To start, let me assert that money is power (just a form of it).

One of the early forms of this idea comes from the Bible, and the quotation is what started me thinking about the issue when I hear the oft quoted, "Money corrupts" or "Power corrupts."
1 Timothy 6:10: For the love of money is the root of all evil: which while some coveted after, they have erred from the faith, and pierced themselves through with many sorrows. (KJV)
Notice the important difference. It isn't money (or power) that corrupts, but the love thereof.

Why are so many of our politicians corrupt? To win these days, I think you have to develop a love of power. Are all of them corrupt? No--some people have honestly entered politics to make a positive difference, and they may well keep their convictions until party machines crush them with demands to compromise or lose their next election.

Let's get down to concrete examples of power not corrupting. For the faithful, there's God, who is both omnipotent and incorruptible. Feel free to play the "special case" card on that one, because it is a rather unique example.

Cincinnatus
was thrust into the position of absolute dictator of Rome, but following the end of the crisis that put him in power, he set down the power voluntarily and went back to farming. There's some indication that he may have even done this two separate times, though historians disagree.
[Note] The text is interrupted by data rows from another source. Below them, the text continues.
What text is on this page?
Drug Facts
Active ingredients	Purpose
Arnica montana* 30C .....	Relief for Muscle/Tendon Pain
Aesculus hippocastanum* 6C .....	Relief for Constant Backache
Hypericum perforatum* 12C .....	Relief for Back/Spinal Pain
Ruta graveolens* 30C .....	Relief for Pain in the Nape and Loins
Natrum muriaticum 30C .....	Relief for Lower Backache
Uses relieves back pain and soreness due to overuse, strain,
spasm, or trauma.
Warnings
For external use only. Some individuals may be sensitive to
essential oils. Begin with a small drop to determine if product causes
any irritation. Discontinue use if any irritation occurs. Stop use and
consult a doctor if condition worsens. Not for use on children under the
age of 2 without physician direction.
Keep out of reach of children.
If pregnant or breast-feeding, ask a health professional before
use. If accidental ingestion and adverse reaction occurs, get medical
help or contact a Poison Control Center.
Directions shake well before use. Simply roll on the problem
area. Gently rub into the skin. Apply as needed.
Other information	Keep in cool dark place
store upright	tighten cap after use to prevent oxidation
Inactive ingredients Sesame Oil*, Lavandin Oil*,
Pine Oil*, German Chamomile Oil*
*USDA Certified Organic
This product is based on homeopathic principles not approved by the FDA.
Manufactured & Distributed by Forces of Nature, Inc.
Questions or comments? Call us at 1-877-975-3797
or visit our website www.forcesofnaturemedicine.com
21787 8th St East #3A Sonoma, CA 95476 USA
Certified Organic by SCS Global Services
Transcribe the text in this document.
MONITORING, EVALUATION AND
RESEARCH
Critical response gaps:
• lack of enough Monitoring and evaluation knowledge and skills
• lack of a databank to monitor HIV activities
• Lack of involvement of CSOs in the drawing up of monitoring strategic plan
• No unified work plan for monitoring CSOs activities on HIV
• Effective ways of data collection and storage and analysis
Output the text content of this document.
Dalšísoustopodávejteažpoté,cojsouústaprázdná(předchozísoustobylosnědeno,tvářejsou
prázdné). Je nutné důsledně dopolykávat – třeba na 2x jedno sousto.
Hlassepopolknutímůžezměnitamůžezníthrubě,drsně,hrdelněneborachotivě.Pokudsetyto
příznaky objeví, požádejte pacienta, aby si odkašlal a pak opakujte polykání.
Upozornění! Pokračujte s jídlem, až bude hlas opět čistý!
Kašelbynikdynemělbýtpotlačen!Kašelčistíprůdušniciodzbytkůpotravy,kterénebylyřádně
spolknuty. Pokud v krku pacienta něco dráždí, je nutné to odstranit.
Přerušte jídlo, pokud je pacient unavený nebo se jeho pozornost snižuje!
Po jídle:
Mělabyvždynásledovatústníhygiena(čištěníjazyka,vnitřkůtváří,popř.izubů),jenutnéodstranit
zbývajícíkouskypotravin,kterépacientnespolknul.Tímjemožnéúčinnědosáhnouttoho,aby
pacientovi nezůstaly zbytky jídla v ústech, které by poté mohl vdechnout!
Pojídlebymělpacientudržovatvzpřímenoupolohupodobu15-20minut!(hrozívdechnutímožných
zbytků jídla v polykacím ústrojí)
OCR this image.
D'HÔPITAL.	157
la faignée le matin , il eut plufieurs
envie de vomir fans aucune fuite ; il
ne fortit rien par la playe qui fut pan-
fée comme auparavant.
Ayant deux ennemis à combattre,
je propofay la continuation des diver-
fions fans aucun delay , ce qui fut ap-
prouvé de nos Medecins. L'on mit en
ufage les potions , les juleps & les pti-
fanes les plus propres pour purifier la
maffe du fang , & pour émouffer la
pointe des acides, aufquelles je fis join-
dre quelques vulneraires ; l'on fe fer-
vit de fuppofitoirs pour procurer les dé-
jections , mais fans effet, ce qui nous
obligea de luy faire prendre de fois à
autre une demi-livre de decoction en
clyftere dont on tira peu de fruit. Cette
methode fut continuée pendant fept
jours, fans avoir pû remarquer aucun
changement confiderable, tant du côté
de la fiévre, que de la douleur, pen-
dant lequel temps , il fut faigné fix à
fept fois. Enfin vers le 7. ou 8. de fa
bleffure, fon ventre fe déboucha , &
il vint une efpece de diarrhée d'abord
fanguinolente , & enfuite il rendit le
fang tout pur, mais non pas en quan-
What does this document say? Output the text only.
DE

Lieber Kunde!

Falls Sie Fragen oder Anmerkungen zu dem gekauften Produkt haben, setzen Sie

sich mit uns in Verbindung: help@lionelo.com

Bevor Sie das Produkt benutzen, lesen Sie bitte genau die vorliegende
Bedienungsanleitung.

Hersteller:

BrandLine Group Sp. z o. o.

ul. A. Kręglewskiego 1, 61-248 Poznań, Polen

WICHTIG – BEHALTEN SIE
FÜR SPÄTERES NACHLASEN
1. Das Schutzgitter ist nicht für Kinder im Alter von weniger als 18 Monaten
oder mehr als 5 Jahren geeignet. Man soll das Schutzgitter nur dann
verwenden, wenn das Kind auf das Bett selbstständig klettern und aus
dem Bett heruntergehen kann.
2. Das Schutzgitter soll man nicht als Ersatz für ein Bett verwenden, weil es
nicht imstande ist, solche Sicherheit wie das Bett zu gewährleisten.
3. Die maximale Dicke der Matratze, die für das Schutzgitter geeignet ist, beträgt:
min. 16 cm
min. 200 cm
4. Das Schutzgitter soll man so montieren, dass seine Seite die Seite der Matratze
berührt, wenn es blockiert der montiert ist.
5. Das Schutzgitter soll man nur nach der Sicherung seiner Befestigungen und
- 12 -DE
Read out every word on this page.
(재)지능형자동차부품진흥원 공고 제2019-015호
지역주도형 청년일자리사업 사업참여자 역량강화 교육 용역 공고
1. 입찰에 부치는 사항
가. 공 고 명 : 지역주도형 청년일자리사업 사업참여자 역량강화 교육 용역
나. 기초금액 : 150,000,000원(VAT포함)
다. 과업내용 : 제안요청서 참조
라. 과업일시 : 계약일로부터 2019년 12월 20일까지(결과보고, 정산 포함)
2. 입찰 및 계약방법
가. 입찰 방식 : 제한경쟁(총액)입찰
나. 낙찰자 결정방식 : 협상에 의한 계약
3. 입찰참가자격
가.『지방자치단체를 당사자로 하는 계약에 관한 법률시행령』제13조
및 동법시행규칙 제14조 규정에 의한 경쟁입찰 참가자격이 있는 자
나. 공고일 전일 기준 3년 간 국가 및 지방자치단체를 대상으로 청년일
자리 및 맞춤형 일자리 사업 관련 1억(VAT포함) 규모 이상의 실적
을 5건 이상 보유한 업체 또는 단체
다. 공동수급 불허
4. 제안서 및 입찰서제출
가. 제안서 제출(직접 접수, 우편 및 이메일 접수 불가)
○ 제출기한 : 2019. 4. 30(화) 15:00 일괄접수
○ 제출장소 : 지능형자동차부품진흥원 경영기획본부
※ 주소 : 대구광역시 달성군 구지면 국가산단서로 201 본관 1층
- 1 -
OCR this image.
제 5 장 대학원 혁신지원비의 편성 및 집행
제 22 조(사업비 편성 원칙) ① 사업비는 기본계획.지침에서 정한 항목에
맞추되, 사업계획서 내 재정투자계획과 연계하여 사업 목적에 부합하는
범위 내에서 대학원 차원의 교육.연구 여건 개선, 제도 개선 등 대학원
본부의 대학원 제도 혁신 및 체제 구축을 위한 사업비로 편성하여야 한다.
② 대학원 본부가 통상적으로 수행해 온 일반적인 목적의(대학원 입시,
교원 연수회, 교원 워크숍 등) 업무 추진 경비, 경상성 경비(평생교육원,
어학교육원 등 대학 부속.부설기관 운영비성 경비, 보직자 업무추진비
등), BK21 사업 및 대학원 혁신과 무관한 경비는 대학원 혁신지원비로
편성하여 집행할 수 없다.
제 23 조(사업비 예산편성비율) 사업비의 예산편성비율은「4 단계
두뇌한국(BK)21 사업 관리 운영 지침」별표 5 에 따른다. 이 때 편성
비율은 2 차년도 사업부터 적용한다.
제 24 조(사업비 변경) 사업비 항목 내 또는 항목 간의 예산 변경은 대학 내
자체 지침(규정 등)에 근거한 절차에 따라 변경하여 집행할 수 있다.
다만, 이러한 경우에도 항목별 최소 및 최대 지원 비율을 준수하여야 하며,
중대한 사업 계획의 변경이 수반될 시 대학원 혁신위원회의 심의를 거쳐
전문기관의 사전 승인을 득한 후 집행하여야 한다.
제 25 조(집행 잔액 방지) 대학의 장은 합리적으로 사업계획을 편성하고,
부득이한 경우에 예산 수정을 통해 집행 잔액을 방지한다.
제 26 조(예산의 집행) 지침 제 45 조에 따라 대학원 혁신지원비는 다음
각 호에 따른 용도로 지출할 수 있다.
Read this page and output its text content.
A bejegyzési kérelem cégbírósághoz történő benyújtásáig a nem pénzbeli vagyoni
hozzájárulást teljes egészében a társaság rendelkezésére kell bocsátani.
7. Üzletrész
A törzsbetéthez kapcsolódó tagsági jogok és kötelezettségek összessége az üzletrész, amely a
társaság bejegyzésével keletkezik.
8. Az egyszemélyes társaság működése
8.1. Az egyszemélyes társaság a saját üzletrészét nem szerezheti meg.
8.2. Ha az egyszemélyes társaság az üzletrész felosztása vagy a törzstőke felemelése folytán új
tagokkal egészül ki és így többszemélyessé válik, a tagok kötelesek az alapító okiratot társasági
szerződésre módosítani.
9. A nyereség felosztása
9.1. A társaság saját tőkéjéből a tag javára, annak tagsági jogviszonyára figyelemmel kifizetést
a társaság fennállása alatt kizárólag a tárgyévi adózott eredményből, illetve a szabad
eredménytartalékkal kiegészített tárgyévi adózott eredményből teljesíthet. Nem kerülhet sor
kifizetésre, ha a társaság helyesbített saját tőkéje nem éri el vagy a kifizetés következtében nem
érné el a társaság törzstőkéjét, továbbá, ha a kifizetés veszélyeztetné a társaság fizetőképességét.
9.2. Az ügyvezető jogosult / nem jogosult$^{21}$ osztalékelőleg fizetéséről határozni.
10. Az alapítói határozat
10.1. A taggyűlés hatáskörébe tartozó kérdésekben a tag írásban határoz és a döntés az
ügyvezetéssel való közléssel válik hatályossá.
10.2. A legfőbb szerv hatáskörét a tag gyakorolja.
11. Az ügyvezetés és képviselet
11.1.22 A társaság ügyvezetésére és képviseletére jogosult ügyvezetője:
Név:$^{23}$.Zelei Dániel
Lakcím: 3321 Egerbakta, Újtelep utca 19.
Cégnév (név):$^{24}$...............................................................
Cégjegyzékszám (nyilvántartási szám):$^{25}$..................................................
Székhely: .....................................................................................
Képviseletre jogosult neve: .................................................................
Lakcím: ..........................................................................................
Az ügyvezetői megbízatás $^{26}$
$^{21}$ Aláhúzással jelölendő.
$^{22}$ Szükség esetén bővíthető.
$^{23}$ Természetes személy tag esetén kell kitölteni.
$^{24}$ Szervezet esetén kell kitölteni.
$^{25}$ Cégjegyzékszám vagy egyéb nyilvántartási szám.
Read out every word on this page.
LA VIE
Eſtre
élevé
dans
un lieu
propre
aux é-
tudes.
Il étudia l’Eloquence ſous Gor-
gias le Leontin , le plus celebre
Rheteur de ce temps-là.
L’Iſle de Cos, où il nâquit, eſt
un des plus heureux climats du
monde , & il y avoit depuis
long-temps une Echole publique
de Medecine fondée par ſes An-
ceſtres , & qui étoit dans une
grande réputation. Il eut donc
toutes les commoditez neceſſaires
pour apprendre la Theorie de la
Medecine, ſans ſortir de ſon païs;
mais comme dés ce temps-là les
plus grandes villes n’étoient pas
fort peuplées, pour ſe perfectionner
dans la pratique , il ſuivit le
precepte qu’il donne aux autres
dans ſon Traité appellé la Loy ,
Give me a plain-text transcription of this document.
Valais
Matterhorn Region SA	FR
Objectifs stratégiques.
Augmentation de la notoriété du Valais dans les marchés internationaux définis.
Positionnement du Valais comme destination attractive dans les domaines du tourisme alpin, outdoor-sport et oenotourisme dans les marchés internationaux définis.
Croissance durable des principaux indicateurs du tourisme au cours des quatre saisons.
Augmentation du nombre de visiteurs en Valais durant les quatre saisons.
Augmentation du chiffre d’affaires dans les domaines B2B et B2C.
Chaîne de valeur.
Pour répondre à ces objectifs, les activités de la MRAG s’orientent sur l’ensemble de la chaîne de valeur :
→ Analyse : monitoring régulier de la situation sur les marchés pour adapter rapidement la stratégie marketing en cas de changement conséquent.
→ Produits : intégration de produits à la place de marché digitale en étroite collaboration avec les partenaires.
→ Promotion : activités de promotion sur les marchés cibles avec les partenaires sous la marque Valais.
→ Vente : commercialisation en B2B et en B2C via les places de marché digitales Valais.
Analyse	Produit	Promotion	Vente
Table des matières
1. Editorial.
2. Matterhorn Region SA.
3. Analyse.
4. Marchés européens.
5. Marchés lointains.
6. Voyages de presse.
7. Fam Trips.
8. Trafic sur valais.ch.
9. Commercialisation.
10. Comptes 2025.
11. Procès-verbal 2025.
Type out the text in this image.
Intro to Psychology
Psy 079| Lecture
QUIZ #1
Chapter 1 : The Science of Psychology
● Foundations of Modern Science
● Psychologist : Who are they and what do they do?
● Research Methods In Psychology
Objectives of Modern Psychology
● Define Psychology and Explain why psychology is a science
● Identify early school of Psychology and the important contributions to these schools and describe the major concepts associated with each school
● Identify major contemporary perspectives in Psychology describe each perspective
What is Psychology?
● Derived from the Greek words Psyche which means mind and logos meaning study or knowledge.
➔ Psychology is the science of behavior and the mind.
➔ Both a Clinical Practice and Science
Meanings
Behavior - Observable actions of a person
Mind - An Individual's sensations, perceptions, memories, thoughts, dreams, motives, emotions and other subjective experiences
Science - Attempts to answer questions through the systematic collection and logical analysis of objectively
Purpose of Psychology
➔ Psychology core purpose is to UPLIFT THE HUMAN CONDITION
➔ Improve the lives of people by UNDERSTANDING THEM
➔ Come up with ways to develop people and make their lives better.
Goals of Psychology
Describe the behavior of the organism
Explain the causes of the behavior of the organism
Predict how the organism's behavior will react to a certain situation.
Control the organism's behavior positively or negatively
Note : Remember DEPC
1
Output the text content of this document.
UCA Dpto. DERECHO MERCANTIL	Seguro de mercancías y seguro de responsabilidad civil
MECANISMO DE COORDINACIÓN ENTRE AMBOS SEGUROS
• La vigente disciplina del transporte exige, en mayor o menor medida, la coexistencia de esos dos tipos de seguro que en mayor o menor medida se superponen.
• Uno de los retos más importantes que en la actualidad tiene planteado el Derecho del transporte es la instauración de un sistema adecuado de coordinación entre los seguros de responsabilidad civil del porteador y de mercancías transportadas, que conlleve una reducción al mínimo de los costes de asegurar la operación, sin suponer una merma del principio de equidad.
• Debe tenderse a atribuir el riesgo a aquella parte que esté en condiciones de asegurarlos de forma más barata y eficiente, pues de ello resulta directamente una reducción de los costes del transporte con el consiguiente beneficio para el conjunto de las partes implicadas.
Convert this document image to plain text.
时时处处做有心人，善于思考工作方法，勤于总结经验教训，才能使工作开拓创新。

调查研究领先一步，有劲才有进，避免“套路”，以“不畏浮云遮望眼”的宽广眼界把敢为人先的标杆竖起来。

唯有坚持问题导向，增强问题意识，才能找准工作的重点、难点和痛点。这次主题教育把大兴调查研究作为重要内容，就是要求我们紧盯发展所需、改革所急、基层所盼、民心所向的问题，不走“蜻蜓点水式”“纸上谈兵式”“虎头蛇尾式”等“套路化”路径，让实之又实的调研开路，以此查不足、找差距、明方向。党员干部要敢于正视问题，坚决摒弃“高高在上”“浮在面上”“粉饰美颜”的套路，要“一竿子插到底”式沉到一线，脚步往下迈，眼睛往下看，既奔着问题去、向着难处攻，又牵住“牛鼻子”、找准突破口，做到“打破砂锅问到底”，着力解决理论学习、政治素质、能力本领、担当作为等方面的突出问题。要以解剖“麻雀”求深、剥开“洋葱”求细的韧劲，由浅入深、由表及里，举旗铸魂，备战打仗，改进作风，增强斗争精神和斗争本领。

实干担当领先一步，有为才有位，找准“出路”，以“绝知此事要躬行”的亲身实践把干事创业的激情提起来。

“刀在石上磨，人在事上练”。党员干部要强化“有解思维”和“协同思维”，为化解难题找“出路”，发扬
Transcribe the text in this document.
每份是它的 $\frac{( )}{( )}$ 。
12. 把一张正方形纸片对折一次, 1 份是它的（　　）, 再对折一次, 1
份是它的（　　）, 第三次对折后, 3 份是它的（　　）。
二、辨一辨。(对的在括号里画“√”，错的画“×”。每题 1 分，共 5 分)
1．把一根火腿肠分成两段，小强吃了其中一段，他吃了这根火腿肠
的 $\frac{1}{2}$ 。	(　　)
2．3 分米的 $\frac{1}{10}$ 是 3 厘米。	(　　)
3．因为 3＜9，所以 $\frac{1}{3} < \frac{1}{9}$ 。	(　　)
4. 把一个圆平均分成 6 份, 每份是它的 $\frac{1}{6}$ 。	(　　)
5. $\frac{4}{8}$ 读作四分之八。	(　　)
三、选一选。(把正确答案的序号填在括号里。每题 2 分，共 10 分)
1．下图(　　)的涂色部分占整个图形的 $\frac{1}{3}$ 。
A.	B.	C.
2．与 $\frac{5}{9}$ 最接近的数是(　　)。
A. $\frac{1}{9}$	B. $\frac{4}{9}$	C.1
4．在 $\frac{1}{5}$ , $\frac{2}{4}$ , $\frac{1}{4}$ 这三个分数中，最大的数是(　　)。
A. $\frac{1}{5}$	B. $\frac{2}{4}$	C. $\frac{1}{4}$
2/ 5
George Washington, we can all agree was just a person. An extraordinary person, but still just human. Following the Revolutionary war, he was so popular, some Americans wanted to crown him king. He refused, saying, "Never, we are finished with Kings in this Country." When he served as President, he set down power after 2 terms, setting a precedent respected by all presidents until FDR. FDR's multiple terms in office prompted Congress to amend the Constitution to prevent it from ever happening again.

A more modern example comes from Jon Huntsman, Sr. who is incredibly rich (money is power), yet chooses not to use it to empower himself, but rather to help others. He funds his Cancer Institute with every intention of curing cancer. He has reportedly said, "We can make money or we can cure cancer, but we can't do both." It's more important to him to cure cancer.

I believe a person who does not love money or power can not be corrupted by it. They can come to love it, and thus open the door to corruption, but until that happens, all the power and money in the world can be heaped upon them and they will use it only to do good and give it back when they've accomplished their selfless goals.

I do agree that such individuals are rare, but the above examples are just three very famous people I thought off off the top of my head. How many relatively unknown people are using the little bit of power or extra wealth they've obtained for good purposes? We have to recognize that there's nothing inherently bad about money and power, the bad all comes in learning to love them.